Now, for each model, we generate the fish's location probabilities `states` as well as the `mean` and `mode` trajectories.

In [None]:
from pangeo_fish.helpers import predict_positions

for subfolder in ["one_sigma", "two_sigma"]:
    states, trajectories = predict_positions(
        target_root=f"{target_root}/{subfolder}",
        storage_options=storage_options,
        chunks=default_chunk_dims,
        track_modes=track_modes,
        additional_track_quantities=additional_track_quantities,
        save=True,
    )

**When predicting the fish's locations (dataset `states`) with more than one `sigma` parameter, the values of the parameters at each time are to `states`:**

In [None]:
states

## 7. Result Comparison

Let's briefly illustrate how we can start comparing the estimation of the two models.
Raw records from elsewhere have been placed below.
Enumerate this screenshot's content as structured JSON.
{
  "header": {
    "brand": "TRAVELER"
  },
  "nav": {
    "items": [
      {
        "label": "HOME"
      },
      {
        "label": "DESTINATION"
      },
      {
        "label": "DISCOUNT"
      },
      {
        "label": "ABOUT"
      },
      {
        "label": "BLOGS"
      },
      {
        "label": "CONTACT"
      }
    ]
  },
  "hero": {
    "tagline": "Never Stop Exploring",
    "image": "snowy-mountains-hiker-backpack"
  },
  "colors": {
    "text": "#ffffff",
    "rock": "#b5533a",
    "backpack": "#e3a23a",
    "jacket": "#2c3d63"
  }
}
Feel free to change and adapt the code!

### 7.1 Qualitative Comparison

A first comparison can simply consist of checking the `sigma` values.
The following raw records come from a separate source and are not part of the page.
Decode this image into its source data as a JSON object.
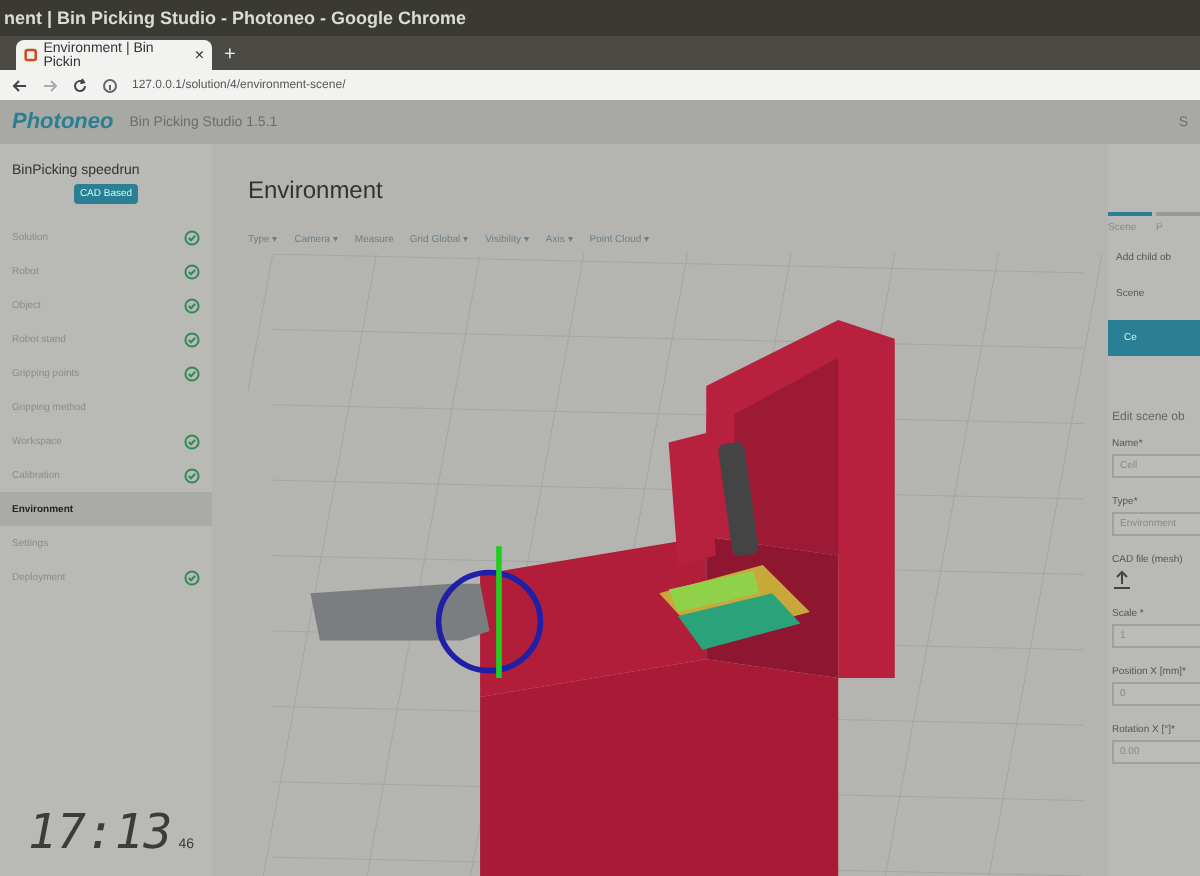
{
  "window": {
    "title": "nent | Bin Picking Studio - Photoneo - Google Chrome"
  },
  "browser_tab": {
    "title": "Environment | Bin Pickin",
    "close": "×",
    "new_tab": "+"
  },
  "address_bar": {
    "url": "127.0.0.1/solution/4/environment-scene/"
  },
  "app_header": {
    "logo": "Photoneo",
    "product": "Bin Picking Studio 1.5.1",
    "right_text": "S"
  },
  "sidebar": {
    "solution_name": "BinPicking speedrun",
    "badge": "CAD Based",
    "items": [
      {
        "label": "Solution",
        "checked": true,
        "selected": false
      },
      {
        "label": "Robot",
        "checked": true,
        "selected": false
      },
      {
        "label": "Object",
        "checked": true,
        "selected": false
      },
      {
        "label": "Robot stand",
        "checked": true,
        "selected": false
      },
      {
        "label": "Gripping points",
        "checked": true,
        "selected": false
      },
      {
        "label": "Gripping method",
        "checked": false,
        "selected": false
      },
      {
        "label": "Workspace",
        "checked": true,
        "selected": false
      },
      {
        "label": "Calibration",
        "checked": true,
        "selected": false
      },
      {
        "label": "Environment",
        "checked": false,
        "selected": true
      },
      {
        "label": "Settings",
        "checked": false,
        "selected": false
      },
      {
        "label": "Deployment",
        "checked": true,
        "selected": false
      }
    ]
  },
  "page": {
    "title": "Environment"
  },
  "toolbar": [
    "Type ▾",
    "Camera ▾",
    "Measure",
    "Grid Global ▾",
    "Visibility ▾",
    "Axis ▾",
    "Point Cloud ▾"
  ],
  "right_panel": {
    "tabs": [
      {
        "label": "Scene",
        "selected": true
      },
      {
        "label": "P",
        "selected": false
      }
    ],
    "add_child": "Add child ob",
    "scene_node": "Scene",
    "selected_node": "Ce",
    "section_title": "Edit scene ob",
    "fields": [
      {
        "kind": "text",
        "label": "Name*",
        "value": "Cell"
      },
      {
        "kind": "text",
        "label": "Type*",
        "value": "Environment"
      },
      {
        "kind": "upload",
        "label": "CAD file (mesh)"
      },
      {
        "kind": "text",
        "label": "Scale *",
        "value": "1"
      },
      {
        "kind": "text",
        "label": "Position X [mm]*",
        "value": "0"
      },
      {
        "kind": "text",
        "label": "Rotation X [°]*",
        "value": "0.00"
      }
    ]
  },
  "clock_overlay": {
    "time": "17:13",
    "seconds": "46"
  }
}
In case you haven't checked them already, you can browse the `.json` files with the following function:

In [None]:
import fsspec, json


def open_json_file(filepath: str, storage_options: dict):
    json_file = {}
    try:
        with fsspec.open(
            filepath,
            "r",
            **{} if not filepath.startswith("s3://") else storage_options,
        ) as file:
            json_file = json.load(file)
    except Exception as e:
        print("The following error occurred upon opening the json file:", e)
    finally:
        return json_file

In [None]:
print(
    "Value(s) of the parameter(s) of the first model:",
    open_json_file(f"{target_root}/one_sigma/parameters.json", storage_options)[
        "sigmas"
    ],
)

In [None]:
print(
    "Value(s) of the parameter(s) of the second (bi-sigma) model:",
    open_json_file(f"{target_root}/two_sigma/parameters.json", storage_options)[
        "sigmas"
    ],
)

### 7.2 Qualitative Comparison

A less precise but more understandable comparison of the results can also be done by looking at the trajectories estimated by each model: 

In [None]:
from pangeo_fish.helpers import plot_trajectories

traj_plots = [
    plot_trajectories(
        target_root=f"{target_root}/{subfolder}",
        track_modes=track_modes,
        storage_options=storage_options,
        save_html=True,
    ).options(title=f"Model's Folder: {subfolder}")
    for subfolder in ["one_sigma", "two_sigma"]
]

(traj_plots[0] + traj_plots[1]).cols(2)